Mehr als zehn Jahre lang war Mark Rutte Ministerpräsident der Niederlande. Wie hat sich das auf das ­Arbeitsrecht und die Arbeitsbedingungen im Land ausgewirkt?

Wir haben in allen Sektoren einen Impact gesehen, auch im Bereich Dienstleistungen. Rutte war sehr gut darin, sich als ­liberal zu präsentieren, aber eigentlich war er knallhart rechts. Wir haben mal eine Aktion von Bankangestellten organisiert, der erste Bankenstreik in der Geschichte des Landes, und dann kam prompt ein persönlicher Anruf vom ­Ministerpräsidenten, dass das ja wohl gar nicht gehe.

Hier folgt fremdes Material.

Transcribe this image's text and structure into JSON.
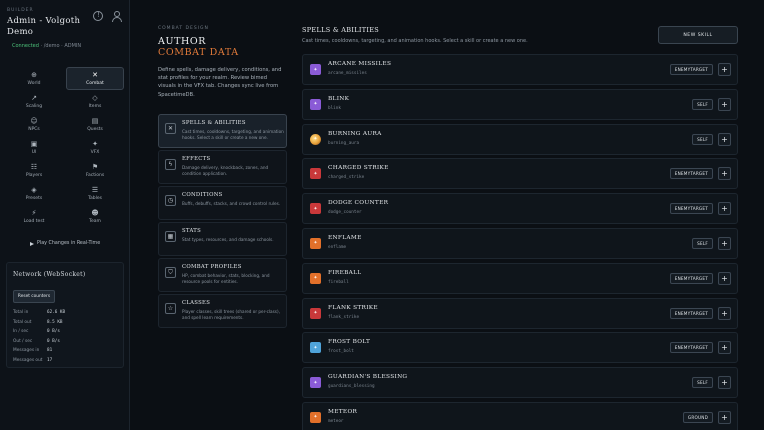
{
  "sidebar": {
    "kicker": "BUILDER",
    "title": "Admin - Volgoth Demo",
    "status": "Connected",
    "path": " · /demo · ADMIN",
    "nav": [
      {
        "label": "World",
        "icon": "globe-icon",
        "glyph": "⊕",
        "active": false
      },
      {
        "label": "Combat",
        "icon": "swords-icon",
        "glyph": "✕",
        "active": true
      },
      {
        "label": "Scaling",
        "icon": "scaling-icon",
        "glyph": "↗",
        "active": false
      },
      {
        "label": "Items",
        "icon": "shield-icon",
        "glyph": "◇",
        "active": false
      },
      {
        "label": "NPCs",
        "icon": "npc-icon",
        "glyph": "☺",
        "active": false
      },
      {
        "label": "Quests",
        "icon": "scroll-icon",
        "glyph": "▤",
        "active": false
      },
      {
        "label": "UI",
        "icon": "ui-icon",
        "glyph": "▣",
        "active": false
      },
      {
        "label": "VFX",
        "icon": "sparkle-icon",
        "glyph": "✦",
        "active": false
      },
      {
        "label": "Players",
        "icon": "players-icon",
        "glyph": "☷",
        "active": false
      },
      {
        "label": "Factions",
        "icon": "flag-icon",
        "glyph": "⚑",
        "active": false
      },
      {
        "label": "Presets",
        "icon": "presets-icon",
        "glyph": "◈",
        "active": false
      },
      {
        "label": "Tables",
        "icon": "table-icon",
        "glyph": "☰",
        "active": false
      },
      {
        "label": "Load test",
        "icon": "loadtest-icon",
        "glyph": "⚡",
        "active": false
      },
      {
        "label": "Team",
        "icon": "team-icon",
        "glyph": "☻",
        "active": false
      }
    ],
    "play_label": "Play Changes in Real-Time",
    "network": {
      "title": "Network (WebSocket)",
      "reset_label": "Reset counters",
      "stats": [
        {
          "label": "Total in",
          "value": "62.6 KB"
        },
        {
          "label": "Total out",
          "value": "8.5 KB"
        },
        {
          "label": "In / sec",
          "value": "0 B/s"
        },
        {
          "label": "Out / sec",
          "value": "0 B/s"
        },
        {
          "label": "Messages in",
          "value": "81"
        },
        {
          "label": "Messages out",
          "value": "17"
        }
      ]
    }
  },
  "middle": {
    "kicker": "COMBAT DESIGN",
    "title_line1": "AUTHOR",
    "title_line2": "COMBAT DATA",
    "description": "Define spells, damage delivery, conditions, and stat profiles for your realm. Review bimed visuals in the VFX tab. Changes sync live from SpacetimeDB.",
    "categories": [
      {
        "name": "SPELLS & ABILITIES",
        "desc": "Cast times, cooldowns, targeting, and animation hooks. Select a skill or create a new one.",
        "icon": "spell-icon",
        "glyph": "✕",
        "active": true
      },
      {
        "name": "EFFECTS",
        "desc": "Damage delivery, knockback, zones, and condition application.",
        "icon": "bolt-icon",
        "glyph": "ϟ",
        "active": false
      },
      {
        "name": "CONDITIONS",
        "desc": "Buffs, debuffs, stacks, and crowd control rules.",
        "icon": "clock-icon",
        "glyph": "◷",
        "active": false
      },
      {
        "name": "STATS",
        "desc": "Stat types, resources, and damage schools.",
        "icon": "chart-icon",
        "glyph": "▦",
        "active": false
      },
      {
        "name": "COMBAT PROFILES",
        "desc": "HP, combat behavior, stats, blocking, and resource pools for entities.",
        "icon": "shield-icon",
        "glyph": "⛉",
        "active": false
      },
      {
        "name": "CLASSES",
        "desc": "Player classes, skill trees (shared or per-class), and spell learn requirements.",
        "icon": "star-icon",
        "glyph": "☆",
        "active": false
      }
    ]
  },
  "right": {
    "title": "SPELLS & ABILITIES",
    "description": "Cast times, cooldowns, targeting, and animation hooks. Select a skill or create a new one.",
    "new_label": "NEW SKILL",
    "skills": [
      {
        "name": "ARCANE MISSILES",
        "id": "arcane_missiles",
        "target": "ENEMYTARGET",
        "color": "#8a5bd6",
        "shape": "square"
      },
      {
        "name": "BLINK",
        "id": "blink",
        "target": "SELF",
        "color": "#8a5bd6",
        "shape": "square"
      },
      {
        "name": "BURNING AURA",
        "id": "burning_aura",
        "target": "SELF",
        "color": "#e8a23a",
        "shape": "orb"
      },
      {
        "name": "CHARGED STRIKE",
        "id": "charged_strike",
        "target": "ENEMYTARGET",
        "color": "#c9383a",
        "shape": "square"
      },
      {
        "name": "DODGE COUNTER",
        "id": "dodge_counter",
        "target": "ENEMYTARGET",
        "color": "#c9383a",
        "shape": "square"
      },
      {
        "name": "ENFLAME",
        "id": "enflame",
        "target": "SELF",
        "color": "#e2702a",
        "shape": "square"
      },
      {
        "name": "FIREBALL",
        "id": "fireball",
        "target": "ENEMYTARGET",
        "color": "#e2702a",
        "shape": "square"
      },
      {
        "name": "FLANK STRIKE",
        "id": "flank_strike",
        "target": "ENEMYTARGET",
        "color": "#c9383a",
        "shape": "square"
      },
      {
        "name": "FROST BOLT",
        "id": "frost_bolt",
        "target": "ENEMYTARGET",
        "color": "#4fa3d9",
        "shape": "square"
      },
      {
        "name": "GUARDIAN'S BLESSING",
        "id": "guardians_blessing",
        "target": "SELF",
        "color": "#8a5bd6",
        "shape": "square"
      },
      {
        "name": "METEOR",
        "id": "meteor",
        "target": "GROUND",
        "color": "#e2702a",
        "shape": "square"
      }
    ]
  }
}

In den Niederlanden gibt es außerdem eine Reihe von Subventionen für Arbeitgeber, die die Löhne niedrig halten sollen. Sie bekommen Subventionen, wenn sie auch Menschen mit einem geringeren Einkommen einen Job mit einem unbefristeten Vertrag geben. Nur bedeutet das in der Regel, vor allem in den Geschäften, dass diese Leute deshalb auch die Löhne niedrig halten müssen, um die Subvention am Leben zu erhalten. Die Arbeitgeber kassieren alles und die ­Arbeitnehmer werden an der kurzen Leine gehalten, vor allem in den Dienstleistungssektoren.

Wie wird sich die Situation unter dem rechten Wilders entwickeln?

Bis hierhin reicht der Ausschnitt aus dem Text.